With the October 31 expiration of the Writers Guild's contract looming, studio negotiators will rejoin the guild at the bargaining table this week to try to hammer out a contract. Will writers start walking the picket lines on Halloween, forcing desperate actors to ad-lib fart jokes in Paul Haggis dramas? Since the Directors Guild and the Screen Actors Guild have contracts expiring next summer, will this be just the first in a series of strikes that will cripple Hollywood, sending teeth-bleaching stocks into the toilet? We interpret today's Variety story on the coming labor unrest.
Variety says: There's little optimism that the town's scribes will reach a deal with studios and nets by the Oct. 31 expiration of the WGA contract. Most expect that the guild won't strike at that point but rather tell its members to keep working under terms of the expired deal in hopes of securing a better one once SAG negotiates next year prior to its June 30 expiration.
Translation: Studio heads wouldn't weep one single tear if every writer in Hollywood were washed into the sea, and therefore writers must team up with actual stars in order to have any leverage at all.
Variety says: Still, the WGA's not taking the strike option off the table. It's converted the members' lounge at its headquarters into a strike HQ.
Translation: Hundreds of pencils are being sharpened to lethally sharp points even as we speak.
Variety says: "The view of the companies is that the WGA has not responded to our proposal; they have not bargained in good faith," [Alliance of Motion Picture & Television Producers president Nick] Counter declared. "We're entitled to a point-by-point response, and they have not given us the courtesy of that."
Translation: "We're entitled to a point-by-point response to our bullshit proposal, and a bullshit proposal in return."
Variety says: "And we are surprised and chagrined. This is the first time in my experience that the other side has been nonresponsive." Asked about Counter's complaints, [WGA West President Patric] Verrone said they're nonsense and the companies need to move on.
Translation: "Your mom was unresponsive," replied Verrone, adding, "High-five!"
Variety says: Counter contends that fast-shifting showbiz economics have left the companies with no choice but to come in with their guns blazing. He cites soaring costs of film and TV, uncertainty over Internet revenues and flat DVD growth, rattling off MPAA stats showing an average deficit of $70 million per film.

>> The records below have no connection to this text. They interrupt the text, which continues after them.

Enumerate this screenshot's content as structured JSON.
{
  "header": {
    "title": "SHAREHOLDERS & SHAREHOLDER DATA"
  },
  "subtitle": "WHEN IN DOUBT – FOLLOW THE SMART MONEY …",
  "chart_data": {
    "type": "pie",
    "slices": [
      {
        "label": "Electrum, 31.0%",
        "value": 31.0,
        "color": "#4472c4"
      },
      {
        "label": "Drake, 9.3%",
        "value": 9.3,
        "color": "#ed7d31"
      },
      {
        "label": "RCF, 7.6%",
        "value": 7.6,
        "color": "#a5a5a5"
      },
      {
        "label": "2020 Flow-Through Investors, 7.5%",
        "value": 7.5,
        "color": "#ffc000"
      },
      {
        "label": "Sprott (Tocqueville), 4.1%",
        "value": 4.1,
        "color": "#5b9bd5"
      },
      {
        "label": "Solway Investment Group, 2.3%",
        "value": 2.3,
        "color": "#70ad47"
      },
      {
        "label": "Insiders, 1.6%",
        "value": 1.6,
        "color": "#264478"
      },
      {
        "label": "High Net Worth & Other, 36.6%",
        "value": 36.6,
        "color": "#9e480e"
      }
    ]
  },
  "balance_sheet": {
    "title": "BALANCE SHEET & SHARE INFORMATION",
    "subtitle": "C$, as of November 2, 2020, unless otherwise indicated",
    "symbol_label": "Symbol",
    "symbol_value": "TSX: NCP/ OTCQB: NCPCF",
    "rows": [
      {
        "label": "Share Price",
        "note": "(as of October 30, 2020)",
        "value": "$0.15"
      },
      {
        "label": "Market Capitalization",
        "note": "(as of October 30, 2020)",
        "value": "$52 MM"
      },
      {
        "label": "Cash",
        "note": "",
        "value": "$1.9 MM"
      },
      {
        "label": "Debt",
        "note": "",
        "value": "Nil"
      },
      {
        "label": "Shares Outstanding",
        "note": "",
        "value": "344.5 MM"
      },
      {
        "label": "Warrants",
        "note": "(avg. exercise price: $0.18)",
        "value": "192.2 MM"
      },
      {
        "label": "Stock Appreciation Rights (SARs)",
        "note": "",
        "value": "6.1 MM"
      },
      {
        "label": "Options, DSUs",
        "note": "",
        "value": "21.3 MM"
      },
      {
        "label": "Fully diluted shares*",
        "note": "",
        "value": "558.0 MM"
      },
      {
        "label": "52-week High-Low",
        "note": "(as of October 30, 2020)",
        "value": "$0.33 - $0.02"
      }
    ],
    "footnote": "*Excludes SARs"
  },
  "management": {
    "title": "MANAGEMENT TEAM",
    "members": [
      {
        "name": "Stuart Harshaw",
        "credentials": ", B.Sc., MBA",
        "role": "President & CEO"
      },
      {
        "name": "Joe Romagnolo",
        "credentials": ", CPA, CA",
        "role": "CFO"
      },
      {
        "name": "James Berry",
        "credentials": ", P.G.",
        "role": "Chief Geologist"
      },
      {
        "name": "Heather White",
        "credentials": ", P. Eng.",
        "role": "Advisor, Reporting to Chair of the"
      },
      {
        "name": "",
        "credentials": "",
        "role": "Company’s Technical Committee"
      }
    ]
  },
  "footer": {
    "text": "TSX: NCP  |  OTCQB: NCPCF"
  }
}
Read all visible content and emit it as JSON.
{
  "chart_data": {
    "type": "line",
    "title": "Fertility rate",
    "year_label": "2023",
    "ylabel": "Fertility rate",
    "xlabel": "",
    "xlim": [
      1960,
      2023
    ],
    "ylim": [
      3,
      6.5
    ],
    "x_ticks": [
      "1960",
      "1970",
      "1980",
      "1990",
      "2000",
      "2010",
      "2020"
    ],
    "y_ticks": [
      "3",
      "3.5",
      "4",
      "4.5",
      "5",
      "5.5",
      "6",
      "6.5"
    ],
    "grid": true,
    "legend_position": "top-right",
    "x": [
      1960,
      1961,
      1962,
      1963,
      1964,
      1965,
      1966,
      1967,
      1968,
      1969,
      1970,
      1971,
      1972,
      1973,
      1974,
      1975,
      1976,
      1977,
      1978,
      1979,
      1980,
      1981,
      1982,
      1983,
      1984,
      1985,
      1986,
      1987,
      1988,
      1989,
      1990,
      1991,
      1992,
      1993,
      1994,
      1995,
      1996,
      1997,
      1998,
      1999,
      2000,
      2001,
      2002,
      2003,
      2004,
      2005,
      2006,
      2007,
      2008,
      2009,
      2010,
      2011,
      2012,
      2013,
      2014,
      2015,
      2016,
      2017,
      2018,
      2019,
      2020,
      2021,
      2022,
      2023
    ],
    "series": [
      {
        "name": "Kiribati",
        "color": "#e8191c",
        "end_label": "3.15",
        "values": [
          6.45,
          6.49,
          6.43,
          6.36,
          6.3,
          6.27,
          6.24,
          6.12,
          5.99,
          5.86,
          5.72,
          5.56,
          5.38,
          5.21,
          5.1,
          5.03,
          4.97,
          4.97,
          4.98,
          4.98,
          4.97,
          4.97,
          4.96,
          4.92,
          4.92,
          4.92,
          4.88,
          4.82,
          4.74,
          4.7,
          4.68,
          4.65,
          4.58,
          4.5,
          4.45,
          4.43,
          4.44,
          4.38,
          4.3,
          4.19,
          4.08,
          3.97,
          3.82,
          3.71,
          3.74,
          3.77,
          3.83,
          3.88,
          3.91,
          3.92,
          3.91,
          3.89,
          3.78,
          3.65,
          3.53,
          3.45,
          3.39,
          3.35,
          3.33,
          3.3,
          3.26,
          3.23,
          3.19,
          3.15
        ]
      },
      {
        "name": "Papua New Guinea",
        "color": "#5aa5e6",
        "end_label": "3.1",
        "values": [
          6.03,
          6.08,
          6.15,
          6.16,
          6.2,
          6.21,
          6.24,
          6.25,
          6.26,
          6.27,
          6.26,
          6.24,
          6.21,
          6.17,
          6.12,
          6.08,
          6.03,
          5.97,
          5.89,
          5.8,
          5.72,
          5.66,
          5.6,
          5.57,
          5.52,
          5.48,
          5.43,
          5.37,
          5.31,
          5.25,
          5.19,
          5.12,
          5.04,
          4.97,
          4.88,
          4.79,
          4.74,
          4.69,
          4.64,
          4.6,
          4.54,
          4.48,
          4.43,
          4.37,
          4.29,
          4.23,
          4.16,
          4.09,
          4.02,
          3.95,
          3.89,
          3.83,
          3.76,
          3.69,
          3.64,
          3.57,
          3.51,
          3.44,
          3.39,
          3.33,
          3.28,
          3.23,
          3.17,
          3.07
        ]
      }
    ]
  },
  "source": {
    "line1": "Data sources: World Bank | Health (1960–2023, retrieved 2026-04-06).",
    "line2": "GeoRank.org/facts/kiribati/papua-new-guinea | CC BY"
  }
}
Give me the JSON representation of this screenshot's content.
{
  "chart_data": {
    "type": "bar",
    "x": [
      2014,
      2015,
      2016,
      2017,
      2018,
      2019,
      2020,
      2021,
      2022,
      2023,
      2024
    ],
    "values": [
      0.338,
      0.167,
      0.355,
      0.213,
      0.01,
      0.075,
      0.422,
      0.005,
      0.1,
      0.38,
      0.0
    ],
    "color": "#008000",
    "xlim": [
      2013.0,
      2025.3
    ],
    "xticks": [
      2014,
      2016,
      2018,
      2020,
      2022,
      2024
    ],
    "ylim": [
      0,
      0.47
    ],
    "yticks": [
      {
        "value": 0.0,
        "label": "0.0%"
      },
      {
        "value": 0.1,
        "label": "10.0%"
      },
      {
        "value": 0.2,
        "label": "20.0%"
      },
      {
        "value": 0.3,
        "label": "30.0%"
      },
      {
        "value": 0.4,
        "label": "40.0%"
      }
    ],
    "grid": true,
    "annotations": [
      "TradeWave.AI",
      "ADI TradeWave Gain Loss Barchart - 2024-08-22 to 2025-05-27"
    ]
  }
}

Translation: Surely everyone can agree that the No. 1 problem causing showbiz companies to lose money is their reckless generosity with writers.
Variety says: "Hollywood accounting is a fantasy designed to pay talent as little as possible," [Verrone] added.
Translation: Hollywood accounting is a fantasy designed to pay talent as little as possible.
Variety says: Counter bristles at such accusations. "Our accounting is transparent," he insisted. "It's a fallacious argument to say that the revenues aren't transparent because of profit participations and audits. Because of shareholders and participants, the industry's books have to be transparent."
Translation: Hollywood accounting is a fantasy designed to pay writers as little as possible.